NSO declined to comment arguing it had no knowledge of the new case of alleged misuse.

A cover-up effort?

“It’s clear that the previous administration had no interest in solving the case and actually everything points to an active effort to cover up the perpetrators’ tracks,” said Leopoldo Maldonado, a lawyer working with the victims and in charge of the legal programme of Mexico’s Article 19, a UK-based press freedom group. 

Documents show Mexico’s federal prosecution agency (known as PGR under the former government of Enrique Pena Nieto), purchased at least 500 Pegasus software licenses in 2014 and paid for upgrades in 2016 and 2017, spending at least over $40m in the software. But when the federal transparency agency (INAI) required it to reveal the documents in October 2018, PGR declared they did buy the software but never used it.

“It doesn’t make any sense they would spend that exorbitant amount of money on the software and then never use it,” said Garcia. “It just doesn’t make any sense.”

The software can be used with a court order, but no government agency has produced a court order to back up the investigations.

PGR was one of three government agencies accused of using Pegasus illegally and was the same agency in charge of investigating the case. Last month, PGR reported to INAI it had uninstalled the software from its computers, ruling out the possibility of finding evidence of its use.

“The problem is not only that the government used the software wrongfully, but also that it tried to cover it up,” Maldonado told Al Jazeera. 

According to Garcia, it still might be possible to find evidence of its use through witnesses, including the people that were trained to use the software, and with NSO cooperation.

The current government, which took office in December 2018, has told Article 19 and R3D that it will fully investigate the cases of alleged misuse.

In a statement to Al Jazeera, the prosecutor’s office (known as FGR under the current government) said it is “attentive” to Triana’s complaint.
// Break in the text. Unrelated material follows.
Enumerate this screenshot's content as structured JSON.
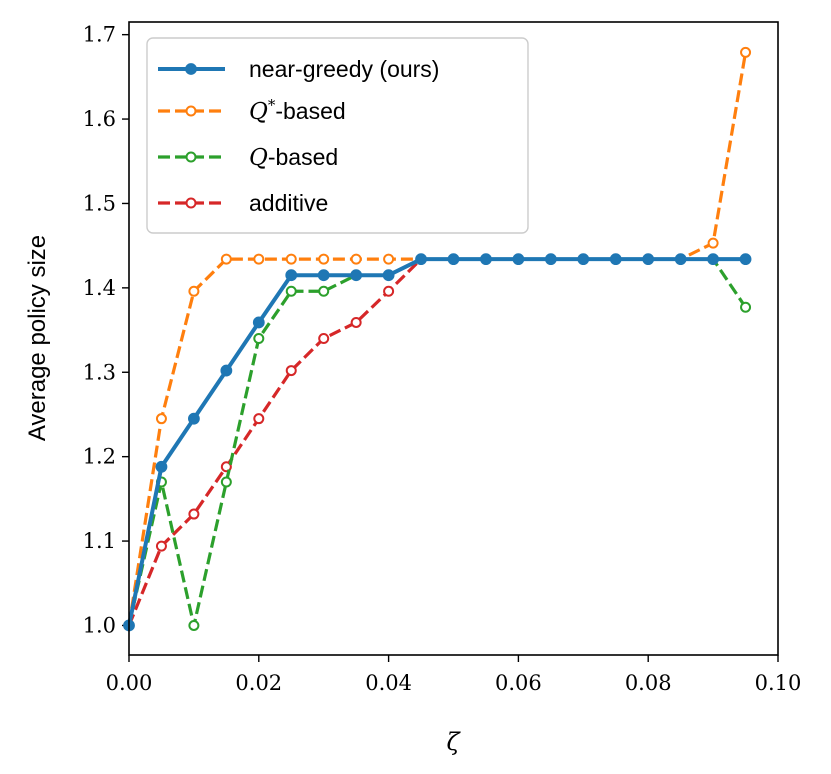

It added that because “investigation are ongoing,  it is legally not possible reveal details about the acts that have been carried out and that continue to be carried out.”

A spy in your pocket

Once a mobile phone is infected with the software, it enables the operators to gain full control of the device, allowing unrestricted access to its camera, microphone, photos, videos, files, encrypted messages, emails, calendar, and even managing the phone’s settings and planting files on it.

“A phone infected with Pegasus becomes a spy in the victim’s pocket,” said John Scott-Railton, a senior researcher at the Citizen Lab at the University of Toronto’s Munk School who identified the links in Triana’s and the other targets in Mexico as links to install Pegasus. “Everything is available to the spyware operator,” he told Al Jazeera.

Although the 25 the victims in Mexico were allegedly targeted using a malicious SMS message containing a link to install the software, the PGR acquisition documents reveal that is only one of the multiple ways available for installing the software; it is also possible to install it by pushing into the phone using an invisible message without the user’s knowledge or interaction. 

Scott-Railton added that even though investigations so far reveal that only 500 licences were purchased, that number only translates into a number of concurrent targets, meaning there may be more than 500 victims.

Triana told Al Jazeera that while she didn’t remember clicking on the malicious links she received, she passed on her phone to a “loved one” that might have clicked on the links and activated the software.

“Griselda’s case is disturbing,” said Scott Railton. “She is one of many who demanded justice for the victims of cartel-linked killings, but got infection attempts with Pegasus instead.”

Maldonado added Article 19 is aware of at least four other Pegasus targets that haven’t gone public yet, but that also involve people like journalists, activists and politicians. “We think there must be many more. This is just the tip of the iceberg,” he said.